The Light knight suddenly felt the powerful pull. “Ah, I’m being summoned. I have to return. I need to provide the ean update. I’ll be back as soon as I can.” And just like that, his body fell to the ground like a ragdoll, seeming lifeless.
“What the - ?” Cherise cried. “He okay?”
“He’ll be fine. He’s … sleeping,” Lydia said, swallowing another glass of wine in one gulp.
CHAPTER 12
“Elders, there is so much to report,” the Light knight said. Instead of one of each, all of them were there.
“If he doesn’t return, I fear we’ll have a bigger problem on our hands,” a Light elder said, referring to the darkened criminal.
“I doubt he’ll return. An innocent human saw him.”
“We know. We know instantly when the Bylaws have been broken. We’re hoping he’ll at least be honorable enough to return,” a Dark elder said. “We’re lenient the first time a soul returns to that world, not knowing the amount of restrictions there are, but if he doesn’t come when summoned, we’ll have no choice but send more forces into the human world to find him, and that is something we really don’t want to do. Did you find her?”
“Yes, elders.”
“Then why have you not brought her here?” the grey-eyed Dark elder said sharply.
“I was in the midst of speaking with her when I was summoned, while also trying to calm the innocent.”
“Did you rid of the innocent memory of what she was exposed to?” the Light elder with the indigo eyes inquired.

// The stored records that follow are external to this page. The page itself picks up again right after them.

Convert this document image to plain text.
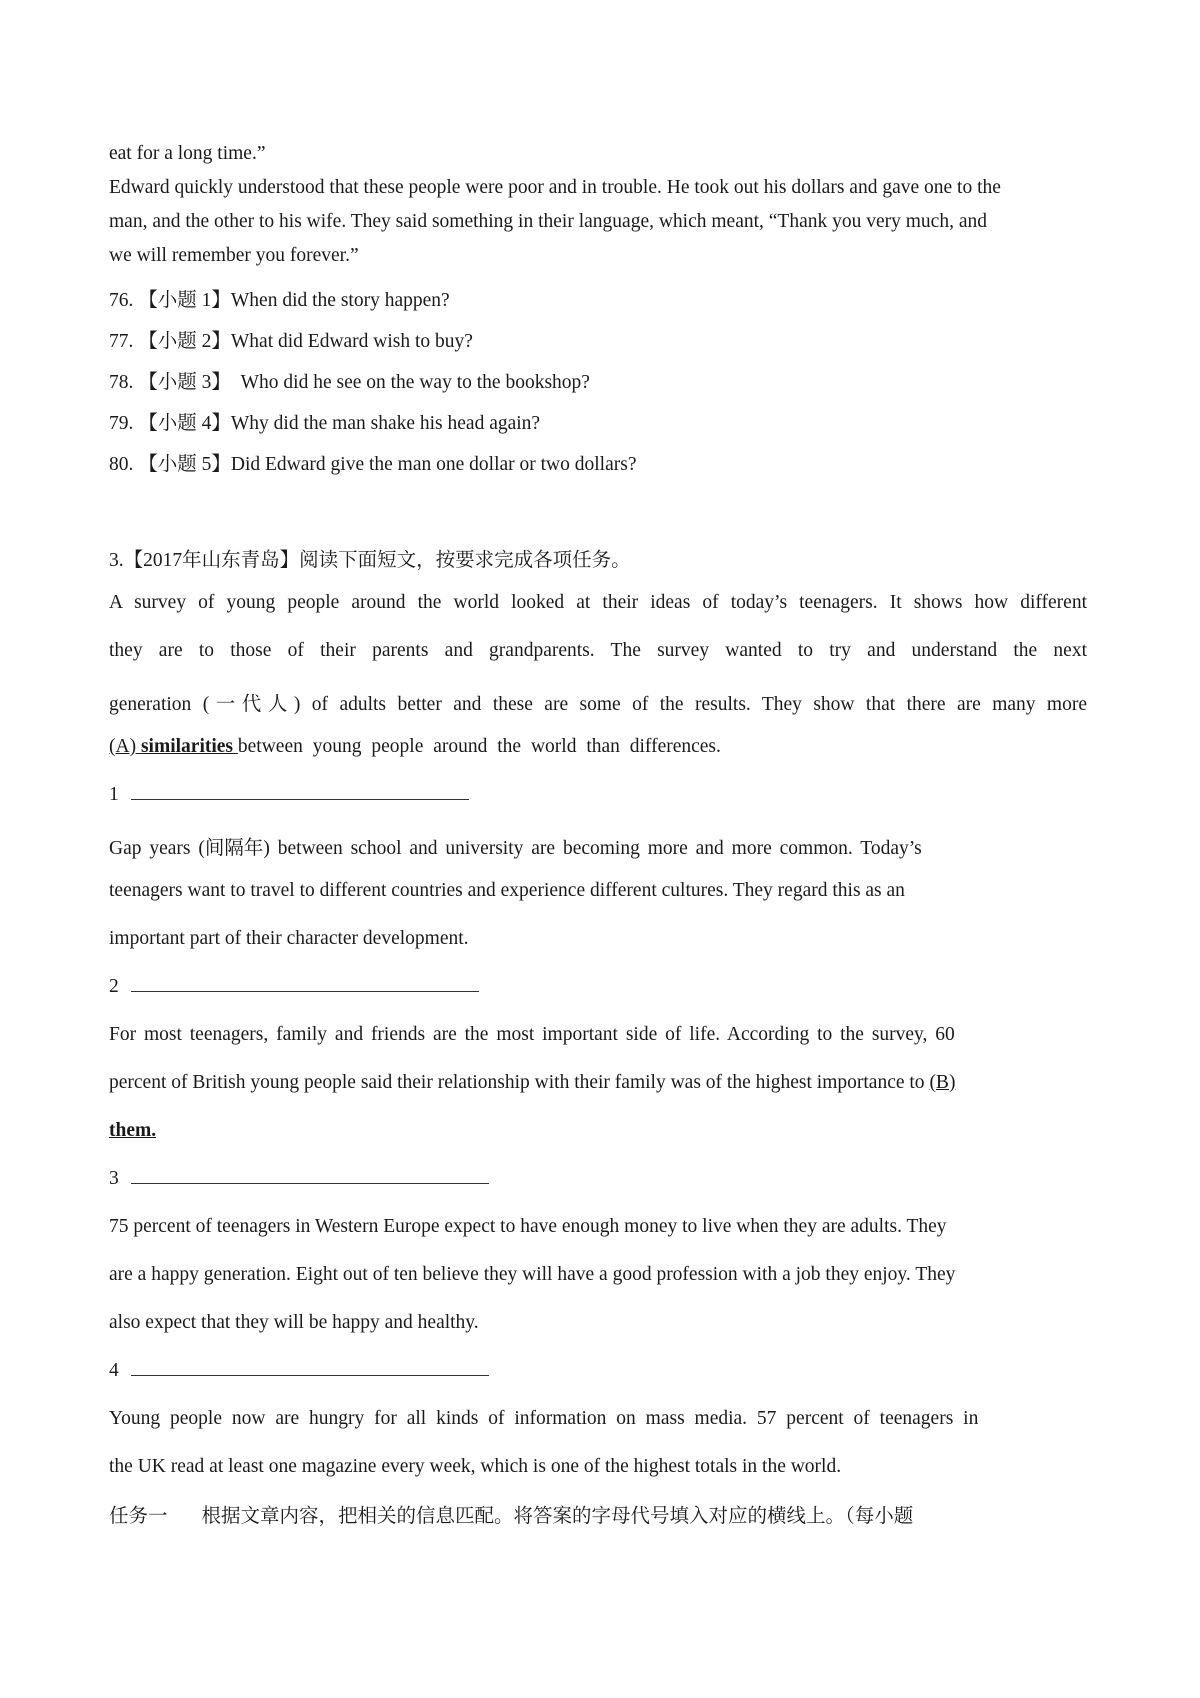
eat for a long time.”
Edward quickly understood that these people were poor and in trouble. He took out his dollars and gave one to the
man, and the other to his wife. They said something in their language, which meant, “Thank you very much, and
we will remember you forever.”
76. 【小题 1】When did the story happen?
77. 【小题 2】What did Edward wish to buy?
78. 【小题 3】 Who did he see on the way to the bookshop?
79. 【小题 4】Why did the man shake his head again?
80. 【小题 5】Did Edward give the man one dollar or two dollars?
3.【2017年山东青岛】阅读下面短文，按要求完成各项任务。
A survey of young people around the world looked at their ideas of today’s teenagers. It shows how different
they are to those of their parents and grandparents. The survey wanted to try and understand the next
generation (一代人) of adults better and these are some of the results. They show that there are many more
(A) similarities between young people around the world than differences.
1
Gap years (间隔年) between school and university are becoming more and more common. Today’s
teenagers want to travel to different countries and experience different cultures. They regard this as an
important part of their character development.
2
For most teenagers, family and friends are the most important side of life. According to the survey, 60
percent of British young people said their relationship with their family was of the highest importance to (B)
them.
3
75 percent of teenagers in Western Europe expect to have enough money to live when they are adults. They
are a happy generation. Eight out of ten believe they will have a good profession with a job they enjoy. They
also expect that they will be happy and healthy.
4
Young people now are hungry for all kinds of information on mass media. 57 percent of teenagers in
the UK read at least one magazine every week, which is one of the highest totals in the world.
任务一 根据文章内容，把相关的信息匹配。将答案的字母代号填入对应的横线上。（每小题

“Again, I was in the middle of those things when summoned. Elders, I am happy to report that she did not return intentionally. She has no memories. She goes by a new name and does not have any memories of being Aliyah. She did not purposely breach the ruling from her last Ceremony trial here, and did not purposely come here. She is clueless to her history, and I can honestly say that I don’t see her as being a threat to our world.
“I’m trying to work out the particulars, but I do believe she keeps returning here on a sub-conscious, unknowing level because she left something here that she is trying to retrieve. Once retrieved, she will have no reason to return here, not on a conscious or a sub-conscious level.”
“What is it you think she is trying to retrieve?” the orange-eyed Dark elder asked.
The Light knight hesitated, then, believing in the elders whom worked directly for the High master, he said, “A child.”
“A human or a non-human child?” a Light elder asked.
“A human.”
“Which child?” the grey-eyed Dark elder asked.
And that’s as far as the Light knight could trust after hearing the tinge of menace in the Dark elder’s tone, in the absence of being in the High master’s court, so he lied, “I don’t know yet.”
“Is it the boy-human who may or may not have let her in that she came to be imprisoned in the Darkness with, of which she escaped?” the same one inquired.
“Would she have left him here, imprisoned in the Darkness, if he was the one she was looking for?” he said lightly.
“I told you, Light elder, I did not feel comfortable with the boy’s release. I ask, once again, that we retrieve him and return him to the Darkness until all this has been sorted out.”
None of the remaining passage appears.